The lower court in its judgment stated as follows,

“I have carefully considered the evidence before me.  I have had occasion to consider the defence as filed.  It is contradicted by the evidence tendered; therefore the issue of indemnity must have been an afterthought.  The 3rd party had no contractual obligation to the plaintiff.  The defendant did not have a contract and nowhere was it shown that the 3rd party was aware of the plaintiff being in the compound.  Having been not aware then the issue of indemnity cannot arise.  It was the duty of the defendant to have alerted the plaintiff about the dog.  The defendant ought to have supplied the plaintiff with gloves. It is therefore clear that having no contractual duty the 3rd party cannot be liable.  From all the evidence adduced it is clear that the defendant is 100% liable.”

The appellant knew of the presence of dog on the premises assigned to the 1st respondent.  The guard who was employed by the appellant, and who was to be relieved by the 1st respondent, used to cage the dog.  It was the evidence of the 2nd respondent that whenever there was a new guard, he would be trained and the appellant had a duty to ensure the relieving guard was trained.  He denied that he released the dog  as he was not at home on that day.  He had been provided with security before, and assessment would be done before then.
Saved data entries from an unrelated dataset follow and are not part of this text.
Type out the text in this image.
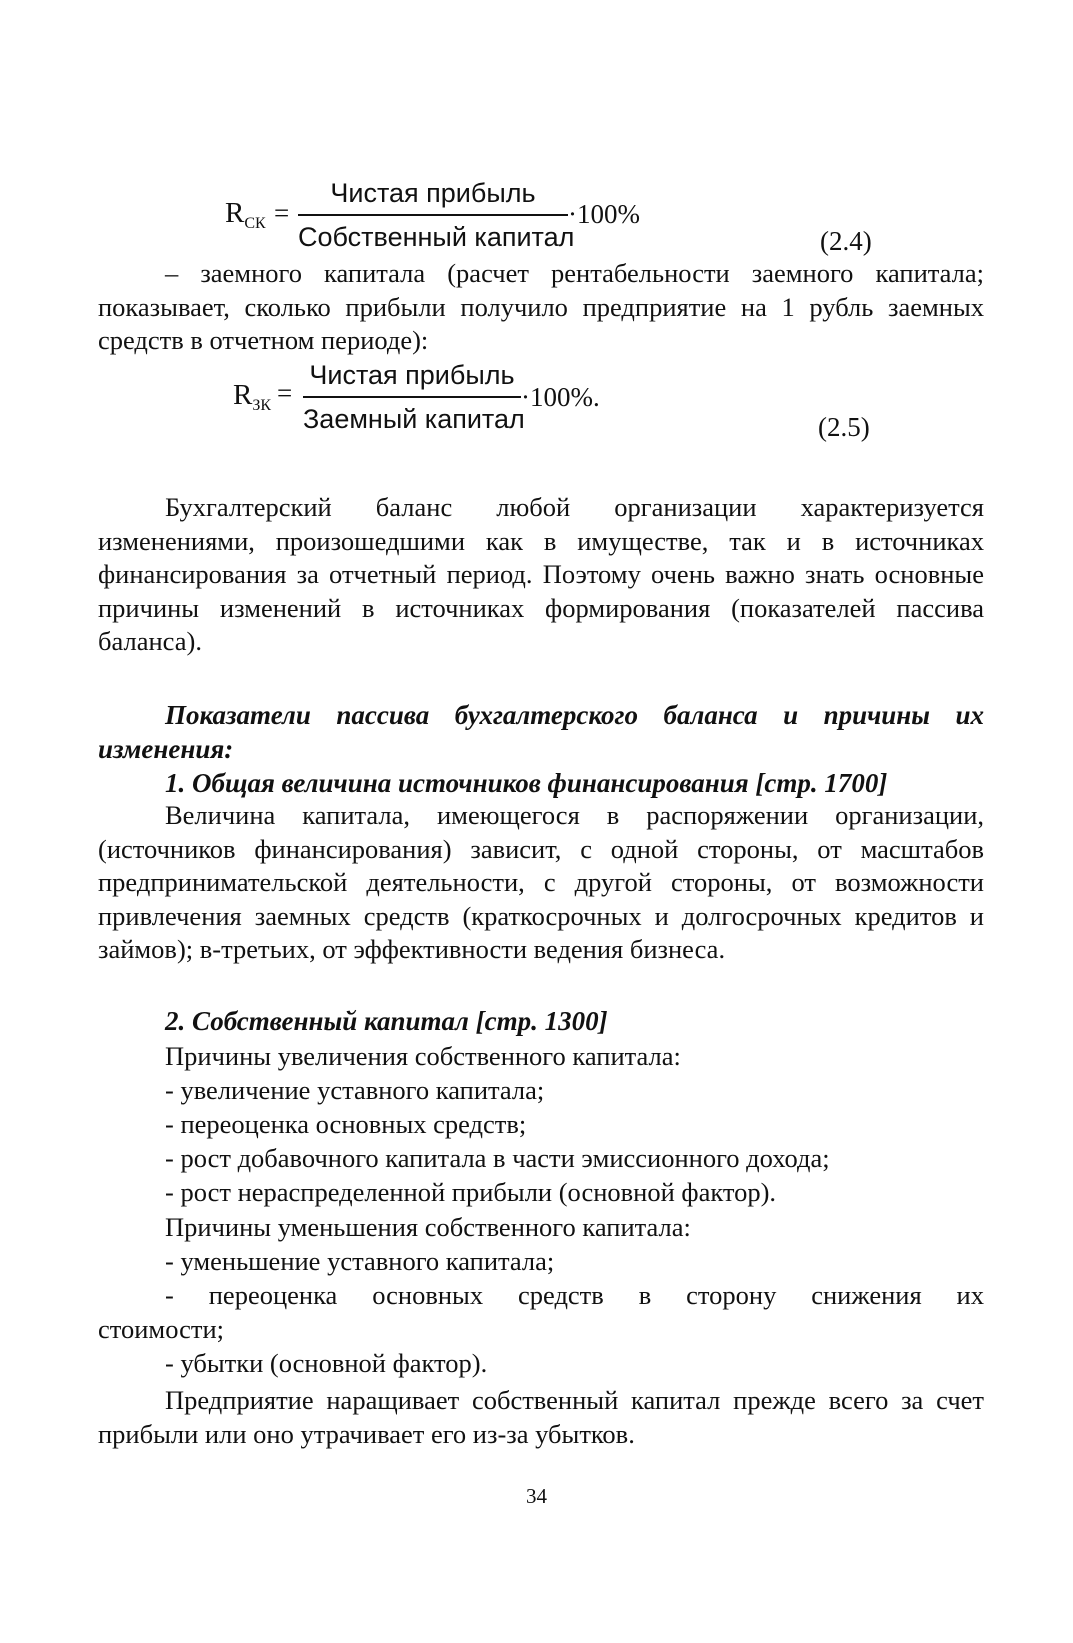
$R_{СК}$ =
Чистая прибыль
Собственный капитал
·100%
(2.4)

– заемного капитала (расчет рентабельности заемного капитала; показывает, сколько прибыли получило предприятие на 1 рубль заемных средств в отчетном периоде):

$R_{ЗК}$ =
Чистая прибыль
Заемный капитал
·100%.
(2.5)

Бухгалтерский баланс любой организации характеризуется изменениями, произошедшими как в имуществе, так и в источниках финансирования за отчетный период. Поэтому очень важно знать основные причины изменений в источниках формирования (показателей пассива баланса).

Показатели пассива бухгалтерского баланса и причины их изменения:

1. Общая величина источников финансирования [стр. 1700]

Величина капитала, имеющегося в распоряжении организации, (источников финансирования) зависит, с одной стороны, от масштабов предпринимательской деятельности, с другой стороны, от возможности привлечения заемных средств (краткосрочных и долгосрочных кредитов и займов); в-третьих, от эффективности ведения бизнеса.

2. Собственный капитал [стр. 1300]

Причины увеличения собственного капитала:

- увеличение уставного капитала;

- переоценка основных средств;

- рост добавочного капитала в части эмиссионного дохода;

- рост нераспределенной прибыли (основной фактор).

Причины уменьшения собственного капитала:

- уменьшение уставного капитала;

- переоценка основных средств в сторону снижения их стоимости;

- убытки (основной фактор).

Предприятие наращивает собственный капитал прежде всего за счет прибыли или оно утрачивает его из-за убытков.

34
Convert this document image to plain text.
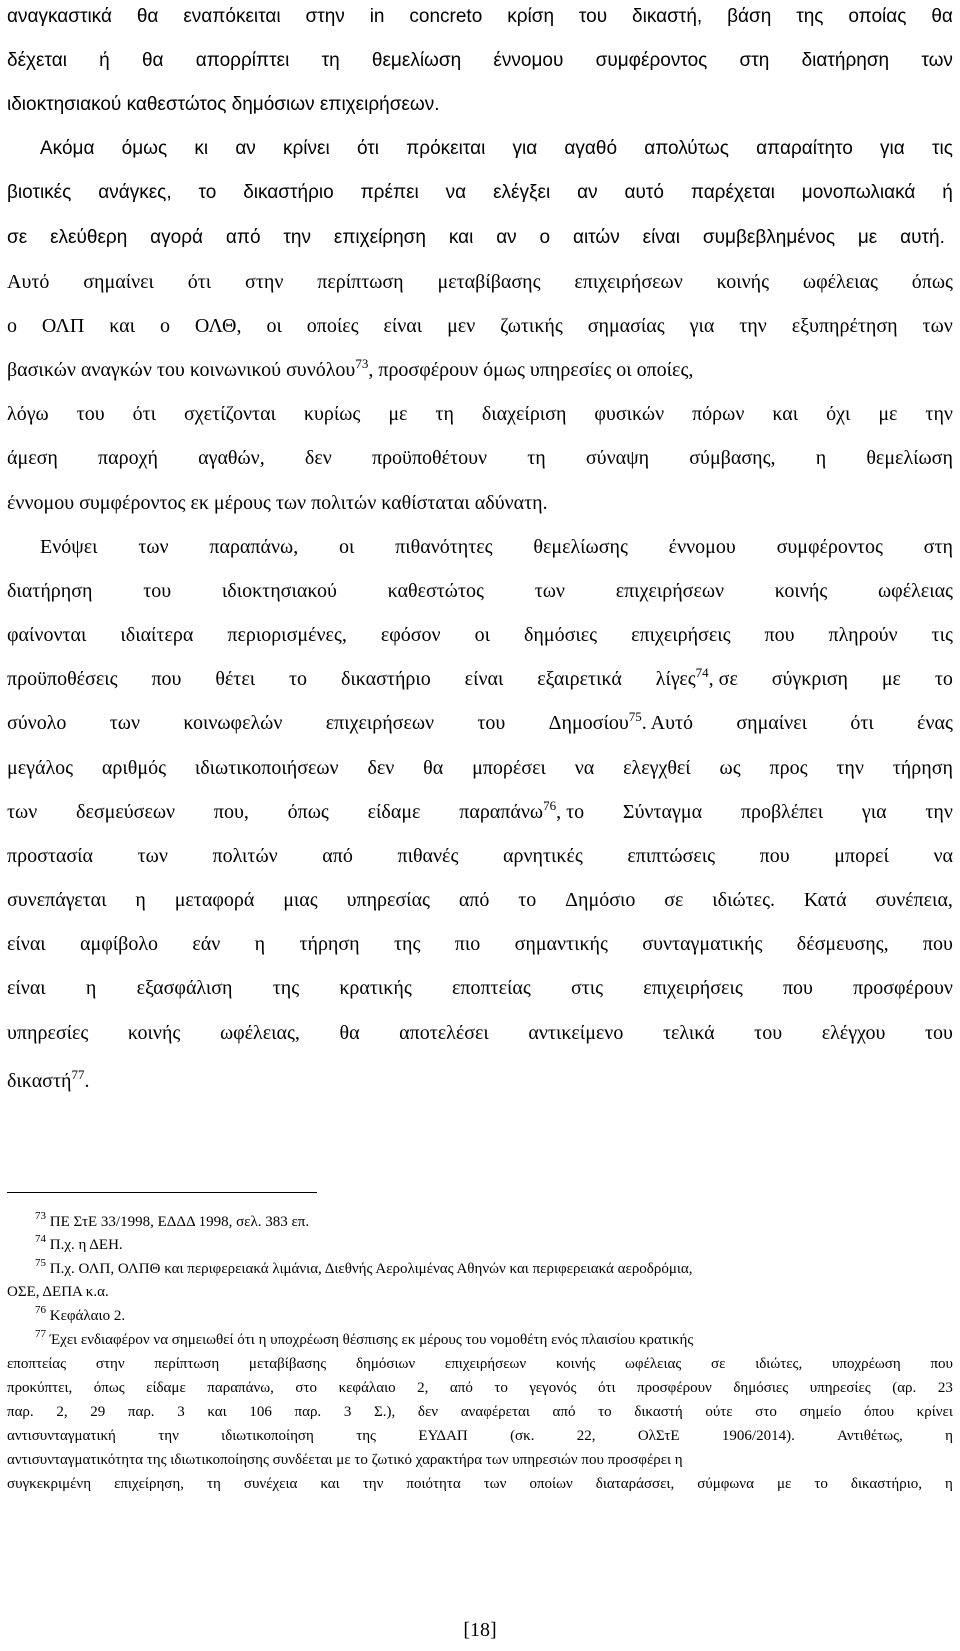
αναγκαστικά θα εναπόκειται στην in concreto κρίση του δικαστή, βάση της οποίας θα
δέχεται ή θα απορρίπτει τη θεμελίωση έννομου συμφέροντος στη διατήρηση των
ιδιοκτησιακού καθεστώτος δημόσιων επιχειρήσεων.
Ακόμα όμως κι αν κρίνει ότι πρόκειται για αγαθό απολύτως απαραίτητο για τις
βιοτικές ανάγκες, το δικαστήριο πρέπει να ελέγξει αν αυτό παρέχεται μονοπωλιακά ή
σε ελεύθερη αγορά από την επιχείρηση και αν ο αιτών είναι συμβεβλημένος με αυτή.
Αυτό σημαίνει ότι στην περίπτωση μεταβίβασης επιχειρήσεων κοινής ωφέλειας όπως
ο ΟΛΠ και ο ΟΛΘ, οι οποίες είναι μεν ζωτικής σημασίας για την εξυπηρέτηση των
βασικών αναγκών του κοινωνικού συνόλου$^{73}$, προσφέρουν όμως υπηρεσίες οι οποίες,
λόγω του ότι σχετίζονται κυρίως με τη διαχείριση φυσικών πόρων και όχι με την
άμεση παροχή αγαθών, δεν προϋποθέτουν τη σύναψη σύμβασης, η θεμελίωση
έννομου συμφέροντος εκ μέρους των πολιτών καθίσταται αδύνατη.
Ενόψει των παραπάνω, οι πιθανότητες θεμελίωσης έννομου συμφέροντος στη
διατήρηση	του	ιδιοκτησιακού	καθεστώτος	των	επιχειρήσεων	κοινής	ωφέλειας
φαίνονται ιδιαίτερα περιορισμένες, εφόσον οι δημόσιες επιχειρήσεις που πληρούν τις
προϋποθέσεις που θέτει το δικαστήριο είναι εξαιρετικά λίγες$^{74}$, σε σύγκριση με το
σύνολο των κοινωφελών επιχειρήσεων του Δημοσίου$^{75}$. Αυτό σημαίνει ότι ένας
μεγάλος αριθμός ιδιωτικοποιήσεων δεν θα μπορέσει να ελεγχθεί ως προς την τήρηση
των δεσμεύσεων που, όπως είδαμε παραπάνω$^{76}$, το Σύνταγμα προβλέπει για την
προστασία των πολιτών από πιθανές αρνητικές επιπτώσεις που μπορεί να
συνεπάγεται η μεταφορά μιας υπηρεσίας από το Δημόσιο σε ιδιώτες. Κατά συνέπεια,
είναι αμφίβολο εάν η τήρηση της πιο σημαντικής συνταγματικής δέσμευσης, που
είναι η εξασφάλιση της κρατικής εποπτείας στις επιχειρήσεις που προσφέρουν
υπηρεσίες κοινής ωφέλειας, θα αποτελέσει αντικείμενο τελικά του ελέγχου του
δικαστή$^{77}$.
$^{73}$ ΠΕ ΣτΕ 33/1998, ΕΔΔΔ 1998, σελ. 383 επ.
$^{74}$ Π.χ. η ΔΕΗ.
$^{75}$ Π.χ. ΟΛΠ, ΟΛΠΘ και περιφερειακά λιμάνια, Διεθνής Αερολιμένας Αθηνών και περιφερειακά αεροδρόμια,
ΟΣΕ, ΔΕΠΑ κ.α.
$^{76}$ Κεφάλαιο 2.
$^{77}$ Έχει ενδιαφέρον να σημειωθεί ότι η υποχρέωση θέσπισης εκ μέρους του νομοθέτη ενός πλαισίου κρατικής
εποπτείας στην περίπτωση μεταβίβασης δημόσιων επιχειρήσεων κοινής ωφέλειας σε ιδιώτες, υποχρέωση που
προκύπτει, όπως είδαμε παραπάνω, στο κεφάλαιο 2, από το γεγονός ότι προσφέρουν δημόσιες υπηρεσίες (αρ. 23
παρ. 2, 29 παρ. 3 και 106 παρ. 3 Σ.), δεν αναφέρεται από το δικαστή ούτε στο σημείο όπου κρίνει
αντισυνταγματική	την	ιδιωτικοποίηση	της	ΕΥΔΑΠ	(σκ.	22,	ΟλΣτΕ	1906/2014).	Αντιθέτως,	η
αντισυνταγματικότητα της ιδιωτικοποίησης συνδέεται με το ζωτικό χαρακτήρα των υπηρεσιών που προσφέρει η
συγκεκριμένη επιχείρηση, τη συνέχεια και την ποιότητα των οποίων διαταράσσει, σύμφωνα με το δικαστήριο, η
[18]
The evidence of the appellant’s witness did not blame the 1st respondent for any act or omission leading to the injuries he ( the 1st respondent) sustained.  The allegations in the defence therefore remain a hollow platitude.  If anything, all the blame was directed to the 2nd respondent which he denied.

In the Third party notice addressed to the 2nd respondent, the appellant stated as follows,

“It is the defendant’s contention that the said incident was solely caused by your own negligence in the manner you handled the said dogs by letting them loose when you knew or ought to have known that it was dangerous so to do at the time of the incident and which in law you ought to indemnify the defendant.”

The evidence on record shows that it was the guard on duty who released the dog and the 2nd respondent was not present. He therefore cannot be blamed for letting the dog loose in the circumstances of a case. The 1st respondent was not trained to handle dogs.  It was the duty of the appellant as the employer to do so. Having failed in its duty of care to the 1st respondent, liability attributed to the appellant cannot be faulted.   I so find.

On the award of damages, the lower court considered that the 1st respondent’s sustained soft tissue injuries. It is true that he did not refer to the cases cited. I have looked at the authorities cited which were all decided in 1990.  The awards ranged from Kshs. 15,000/= to Kshs. 50,000/= in terms of general damages.  This judgment was delivered in 2013 which is 23 years thereafter.  The award of Kshs. 150,000/= is not unreasonable by any standards; considering the time that has gone by and depreciation of currency.  I am unable to fault the trial court in that regard.

The end result is that this appeal is dismissed with costs to the respondents.

Dated, signed and delivered at Nairobi this  14th day of November, 2018.